La Iglesia, que es experta en humanidad conoce bien al ser humano, porque conoce al mismo Hijo de Dios, que quiso tomar nuestra propia naturaleza y asemejarse a nosotros en todo, menos en el pecado, sabe también como se sale de estas crisis. Un santo de nuestra época lo describió sabiamente. “Un secreto. Un secreto, a voces: estas crisis mundiales son crisis de santos.Dios quiere un puñado de hombres “suyos” en cada actividad humana. —Después… “pax Christi in regno Christi” —la paz de Cristo en el reino de Cristo” (Camino 301). Y es verdad, para un cristiano estos tiempos difíciles no son de quejas, amarguras o siembra de desesperanza. Es necesario ir adelante, con la fuerza de Dios, con la fe puesta en el Maestro y con el empeño de llevar una vida de integridad con la fe que profesamos. Ni los sinvergüenzas, avaros, lujuriosos, calculadores y que buscan salvar el propio pellejo en la tormenta, sacaran al mundo y al país adelante. Se aplica aquí el llamado síndrome de Jonás: buscar algún culpable, echarlo por la borda y seguir navegando. Y todos sabemos que nada cambiará si ese es el camino elegido. Vamos en la misma nave. Pero es necesario confiar en quien la guía, que es Dios nuestro Señor.
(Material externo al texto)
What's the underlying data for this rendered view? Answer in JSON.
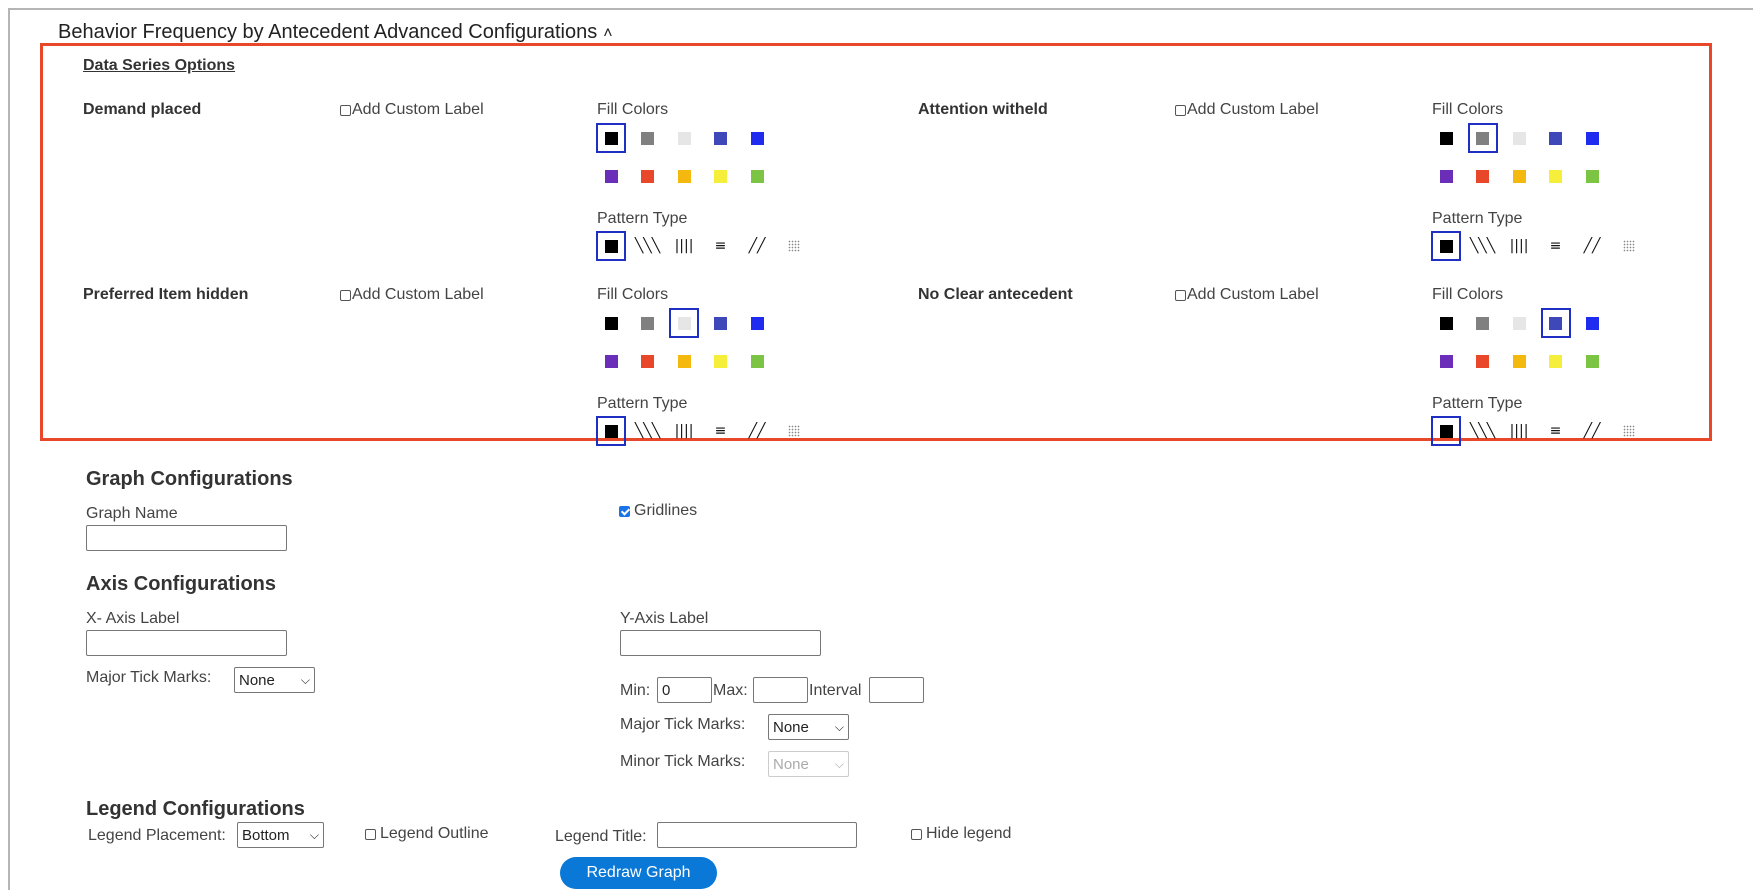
{
  "section_title": "Behavior Frequency by Antecedent Advanced Configurations",
  "data_series_options": {
    "heading": "Data Series Options",
    "fill_colors_label": "Fill Colors",
    "pattern_type_label": "Pattern Type",
    "custom_label_text": "Add Custom Label",
    "palette": [
      "#000000",
      "#808080",
      "#e6e6e6",
      "#3f48b8",
      "#1f2bef",
      "#6a2eb8",
      "#e8472a",
      "#f5b80e",
      "#f5ef3b",
      "#7cc443"
    ],
    "patterns": [
      "solid",
      "diagonal-right",
      "vertical",
      "horizontal",
      "diagonal-left",
      "dots"
    ],
    "series": [
      {
        "name": "Demand placed",
        "selected_color": 0,
        "selected_pattern": 0
      },
      {
        "name": "Attention witheld",
        "selected_color": 1,
        "selected_pattern": 0
      },
      {
        "name": "Preferred Item hidden",
        "selected_color": 2,
        "selected_pattern": 0
      },
      {
        "name": "No Clear antecedent",
        "selected_color": 3,
        "selected_pattern": 0
      }
    ]
  },
  "graph_config": {
    "heading": "Graph Configurations",
    "graph_name_label": "Graph Name",
    "graph_name_value": "",
    "gridlines_label": "Gridlines",
    "gridlines_checked": true
  },
  "axis_config": {
    "heading": "Axis Configurations",
    "x_label": "X- Axis Label",
    "x_value": "",
    "x_major_tick_label": "Major Tick Marks:",
    "x_major_tick_value": "None",
    "y_label": "Y-Axis Label",
    "y_value": "",
    "min_label": "Min:",
    "min_value": "0",
    "max_label": "Max:",
    "max_value": "",
    "interval_label": "Interval",
    "interval_value": "",
    "y_major_tick_label": "Major Tick Marks:",
    "y_major_tick_value": "None",
    "y_minor_tick_label": "Minor Tick Marks:",
    "y_minor_tick_value": "None"
  },
  "legend_config": {
    "heading": "Legend Configurations",
    "placement_label": "Legend Placement:",
    "placement_value": "Bottom",
    "outline_label": "Legend Outline",
    "title_label": "Legend Title:",
    "title_value": "",
    "hide_label": "Hide legend"
  },
  "redraw_button": "Redraw Graph"
}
La Iglesia no se detiene en su camino: predicar y vivir el Evangelio en serio. Tiene muy presente las palabras de su Señor, “Mar adentro y echar las redes para pescar”, aunque los resultados algunas veces, humanamente hablando, nos parezcan pocos o incluso no los haya. (cfrLc 5,1-11) El punto esencial es echar las redes en su nombre, no en el nuestro, ni fundado en las sabidurías humanas, la planificación, las estrategias técnicas o políticas. No están allí nuestras confianzas. Hay otros ingredientes de la eficacia de la Iglesia que no son contables con los test, encuestas y otros instrumentos que encandilan a los seres humanos. Es la acción de Dios en la historia: “tuya es, Señor, la grandeza y el poder y la gloria y la victoria y la majestad, en verdad, todo lo que hay en los cielos y en la tierra; tuyo es el dominio, oh Señor y tú te exaltas como soberano sobre todo”.(1 Cr 219-11).
Continuar con nuevos métodos y nuevas ideas el camino de anunciar a Dios, recordando aquella primera enseñanza de San Juan Pablo II: “El Redentor del hombre, Jesucristo, es el centro del cosmos y de la historia. A Él se vuelven mi pensamiento y mi corazón en esta hora solemne que está viviendo la Iglesia y la entera familia humana contemporánea” (RH,1). Estos días de mayor calma han de ser un acicate para que todos nos volvamos a Dios, acogiéndonos a su misericordia y su paternidad, mientras su Hijo Jesucristo nos vuelve a pedir que nos lancemos a la mar, a las aguas revueltas y tumultuosas de este mundo que amamos, para anunciar la única verdad que nos salva, su Evangelio, la Buena nueva que explica nuestra vida en esta tierra y en la eterna.